A COMPARATIVE STUDY OF EFFECTS OF INTRATHECAL 4.0 CC OF 0.75% ISOBARIC ROPIVACAINE AND 3.5 CC OF 0.50% ISOBARIC ROPIVACAINE WITH 30 MCG CLONIDINE PLUS 0.3 CC OF STERILE NORMAL SALINE IN BENIGN PROSTATE HYPERPLASIA PATIENTS UNDERGOING TRANS URETHERAL RESECTION OF PROSTATE

Omprakash Nagar, Chetan Shukla, Vijay Pal Nehra

Abstract


Introduction: Spinal anaesthesia is a popular and common technique used worldwide. A newly introduced long acting amide linked local anaesthetic called `ROPIVACAINE, produces less motor blockade and is of shorter duration than bupivacaine. Intrathecal clonidine is being extensively evaluated as an alternative to neuraxial opoids for control of pain and has proven to be a potent analgesic. A very important advantage of ropivacaine over bupivacaine is less cardiovascular toxicity.
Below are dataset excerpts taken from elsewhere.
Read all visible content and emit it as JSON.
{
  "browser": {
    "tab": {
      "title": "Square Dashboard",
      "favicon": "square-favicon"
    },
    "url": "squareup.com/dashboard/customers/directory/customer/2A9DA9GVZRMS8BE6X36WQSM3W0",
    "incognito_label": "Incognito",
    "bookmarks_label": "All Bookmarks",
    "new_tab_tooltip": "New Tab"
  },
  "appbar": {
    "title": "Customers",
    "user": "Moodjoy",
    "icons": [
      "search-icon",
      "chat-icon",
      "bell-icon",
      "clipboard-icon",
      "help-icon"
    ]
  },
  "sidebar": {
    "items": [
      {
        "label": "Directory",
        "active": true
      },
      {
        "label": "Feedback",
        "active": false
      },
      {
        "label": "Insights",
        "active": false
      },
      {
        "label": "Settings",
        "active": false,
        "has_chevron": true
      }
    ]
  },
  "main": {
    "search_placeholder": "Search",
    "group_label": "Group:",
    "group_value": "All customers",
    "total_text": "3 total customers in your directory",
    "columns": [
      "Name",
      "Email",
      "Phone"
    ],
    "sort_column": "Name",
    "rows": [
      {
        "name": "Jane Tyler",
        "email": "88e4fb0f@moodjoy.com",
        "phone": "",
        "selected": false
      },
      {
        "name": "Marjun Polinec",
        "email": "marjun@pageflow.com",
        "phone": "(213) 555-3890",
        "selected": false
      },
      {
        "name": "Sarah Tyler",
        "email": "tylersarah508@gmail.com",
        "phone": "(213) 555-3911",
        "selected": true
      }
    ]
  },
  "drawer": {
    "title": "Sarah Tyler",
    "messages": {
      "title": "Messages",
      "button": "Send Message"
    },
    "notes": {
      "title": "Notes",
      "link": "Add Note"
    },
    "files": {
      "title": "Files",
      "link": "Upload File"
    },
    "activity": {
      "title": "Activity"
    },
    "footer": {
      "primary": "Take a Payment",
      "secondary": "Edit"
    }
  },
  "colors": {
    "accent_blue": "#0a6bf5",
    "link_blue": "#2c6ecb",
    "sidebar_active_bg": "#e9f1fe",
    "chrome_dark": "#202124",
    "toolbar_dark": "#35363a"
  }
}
Aims and objectives: present study was planned to investigate the effects, ( onset of action, duration of action, quality of sensory and motor block, haemodyamic stability and post-operative analgesia ) of intrathecal 4.0 cc of 0.75% isobaric ropivacaine and 3.5 cc of 0.50% isobaric ropivacaine with 30 mcg clonidine plus 0.3 cc of sterile normal saline in benign prostate hyperplasia patients undergoing trans uretheral resection of prostate.

 

Materials and methods: this Prospective, randomized, double blind, comparative study was conducted at the Department of anaesthesiology and Critical Care, Government Medical College and Associated Group of Hospitals, Kota in patients posted for elective trans urethral resection of prostate with benign prostate hyperplasia. We made two groups of cases i.e. Group R (ROPIVACAINE) and Group RC (ROPIVACAINE WITH CLONIDINE). sample size was 80, which was divided into two groups of 40 each. Standard protocol followed to administering spinal anaesthesia. All data were collected and analysed with the help of suitable statistical parameters.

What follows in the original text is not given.